Do you have a demoted tenancy?
Your housing association can ask the court to demote your tenancy if you or someone living with you has been involved in antisocial behaviour.
You probably have a demoted tenancy if:
- you used to have an assured or secure tenancy
- the housing association got a demotion order from the court
- less than a year has passed since the order was made
The housing association and court should have confirmed your demotion in writing and sent you details of your rights. Check this information.
The housing association has to get a court order if it wants to demote your tenancy.
It usually has to start the process by giving you a written demotion notice. This explains why it is applying for a demotion order and when court action will begin.
The housing association must give you at least two weeks' notice. However, if the court believes that your behaviour was exceptionally bad, the housing association may not have to give you any notice before it goes to court.
What the court can decide
Your case goes to court for the judge to decide what to do.

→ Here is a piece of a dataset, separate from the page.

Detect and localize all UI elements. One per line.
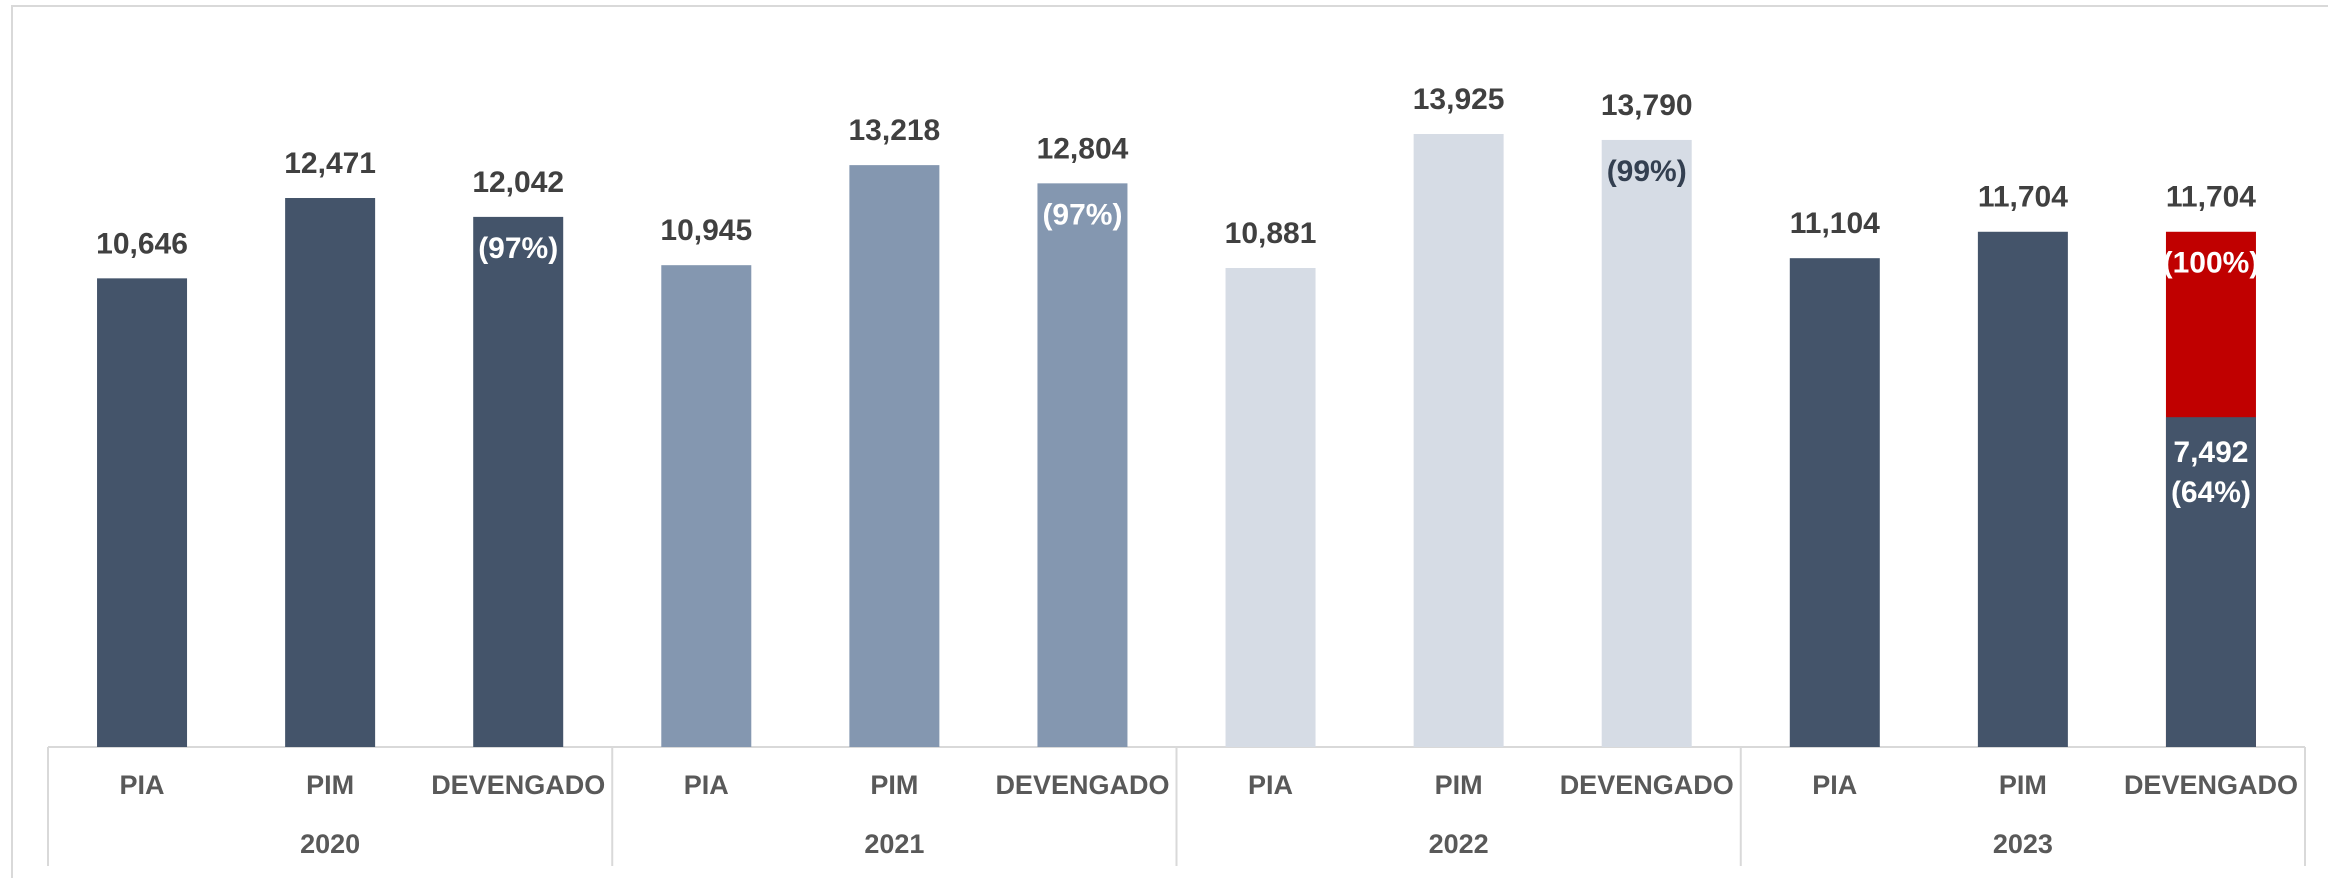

The judge only agrees to demote your tenancy if it is reasonable to do so and if you or someone who lives with you or visits you regularly has:
- behaved antisocially
- threatened to do so
- used your home for illegal activities such as drug dealing
The housing association should then give you a written tenancy agreement explaining the rights and responsibilities you have during the demotion.
A demoted tenancy gives you fewer rights and less protection from eviction than you had when you were an assured or secure tenant.
Demoted tenancies usually last for one year unless:
- the housing association starts court action to evict you during the 12 months
- you leave your home (in which case you will lose the tenancy)
- the court overturns the order (for example, if the judge believes that it should not have been made in the first place)
- you die and no one is entitled to take on the tenancy
If there are no problems during that time, you are automatically given a new assured tenancy. This applies even if you had a secure tenancy before your tenancy was demoted.
You cannot be given a new secure tenancy.
You can be evicted from a demoted tenancy much more easily than from a secure or assured tenancy.
The housing association doesn't have to prove a legal reason in court. It just has to follow the correct procedure to evict you.
Rent and rent increases
Your rent will be the same as it was before your tenancy was demoted.
Your tenancy agreement should explain how and when your rent can be increased. In most cases, your rent is increased once a year and you are given at least four weeks' written notice.
You're responsible for repairs to internal decoration and fixing any damage you cause.
The housing association is usually responsible for most repairs to your home, including any problems with the roof, guttering, windows, doors and brickwork.
It also has to make sure that your plumbing, gas and electricity are working safely.
Report a problem to the housing association immediately if your home needs repairs.
If the housing association plans to do major work, it should consult you before the work begins. You may have to be rehoused.
Right to buy your home
You will lose any preserved right to buy if your tenancy is demoted by the court and will not regain this right even if your tenancy becomes assured again at the end of the demotion period.
Lodgers and subtenants
You don't usually have the right to take in a lodger or sublet part of your home while your tenancy is demoted.
You can be evicted very easily if you sublet your home or take in a lodger without written permission from the housing association.
Transfers or exchanges
When your tenancy becomes assured again, you can apply for a transfer or exchange.
What happens to your tenancy if you die
If you have a joint demoted tenancy, the other joint tenant automatically takes over the tenancy when you die.
If you are not a joint tenant, your tenancy can be passed on to your spouse, civil partner or partner. Your tenancy agreement may also allow your tenancy to be passed on to a member of your family.
This process, called succession, can happen only once.
Passing on your tenancy in your lifetime
You can't pass on - or assign - a demoted tenancy to a new tenant until your demotion ends unless it's done as part of divorce or other family proceedings.
Complaints about demoted tenancies
Use the housing association's official complaints procedure if you feel that it has failed to fulfil its responsibilities or isn't treating you fairly.
Problems with demoted tenancies
Get advice immediately if you are having problems with your demoted tenancy for any reason. Don't wait. You could risk losing your home.